Britain tests first Nuclear Bomb
The 2nd of October 1952 AD
At midnight GMT on October 2 1952 (8:00 October 3 in Australia), in a lagoon in the uninhabited Monte Bello Islands off Australia’s North West Coast, Britain detonated a 25 kiloton plutonium implosion device (with fuel from Sellafield and Canada). A crater 300m in diameter was left in the sea bed. Britain had become the third country in the exclusive nuclear power club, whose only other members until that moment had been the USA and USSR.

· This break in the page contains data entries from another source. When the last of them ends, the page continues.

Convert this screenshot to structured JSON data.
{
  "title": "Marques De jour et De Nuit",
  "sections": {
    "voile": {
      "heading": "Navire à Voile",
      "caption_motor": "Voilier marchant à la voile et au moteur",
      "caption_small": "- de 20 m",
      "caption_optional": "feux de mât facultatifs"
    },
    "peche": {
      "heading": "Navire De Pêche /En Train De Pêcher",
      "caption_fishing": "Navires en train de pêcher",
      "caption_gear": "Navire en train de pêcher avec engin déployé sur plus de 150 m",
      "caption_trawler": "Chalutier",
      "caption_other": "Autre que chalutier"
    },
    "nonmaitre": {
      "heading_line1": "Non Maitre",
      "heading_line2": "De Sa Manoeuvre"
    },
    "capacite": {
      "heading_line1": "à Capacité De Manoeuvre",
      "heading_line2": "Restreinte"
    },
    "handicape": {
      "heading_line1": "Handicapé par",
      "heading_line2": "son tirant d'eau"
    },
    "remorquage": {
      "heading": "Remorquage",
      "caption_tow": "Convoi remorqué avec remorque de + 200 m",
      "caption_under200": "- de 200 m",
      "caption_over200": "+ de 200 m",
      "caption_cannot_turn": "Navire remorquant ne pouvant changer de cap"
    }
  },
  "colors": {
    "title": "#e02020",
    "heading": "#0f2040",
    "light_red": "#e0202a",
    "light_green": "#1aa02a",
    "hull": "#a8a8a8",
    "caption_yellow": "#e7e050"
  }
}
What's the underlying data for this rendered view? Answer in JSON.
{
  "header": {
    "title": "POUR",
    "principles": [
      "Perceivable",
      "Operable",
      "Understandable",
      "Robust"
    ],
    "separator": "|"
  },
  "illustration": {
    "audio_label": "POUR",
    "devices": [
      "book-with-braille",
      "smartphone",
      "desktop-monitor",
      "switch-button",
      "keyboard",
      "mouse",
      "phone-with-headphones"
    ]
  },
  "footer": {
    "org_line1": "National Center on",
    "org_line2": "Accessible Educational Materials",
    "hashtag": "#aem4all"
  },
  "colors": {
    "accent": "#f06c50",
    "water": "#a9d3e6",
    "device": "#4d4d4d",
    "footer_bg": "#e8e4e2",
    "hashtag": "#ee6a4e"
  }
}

The event, code named Operation Hurricane, had been seven years in the making, since Clement Attlee in 1945 set up a cabinet committee to explore how we could develop our own A-bomb. Arguably the development was significantly longer, some 50 British scientists having worked on the Manhattan Project, and even before that on Tube Alloys, the strange name given to Britain’s own WWII project before resources were pooled in America - Dr William Penney who headed the post-war British scientific effort had worked in Los Alamos.
Somewhat unusually, because of a British preoccupation with the danger of a ship-delivered bomb, instead of being air-dropped the Monte Bello weapon was detonated a few metres beneath the waterline of a disused frigate, HMS Plym.
The explosion was a demonstration of British will not just to potential enemies such as the USSR, but also to the USA, which had refused to share the spoils of our joint nuclear enterprise gained during WWII. It was in effect an act of independence and defiance.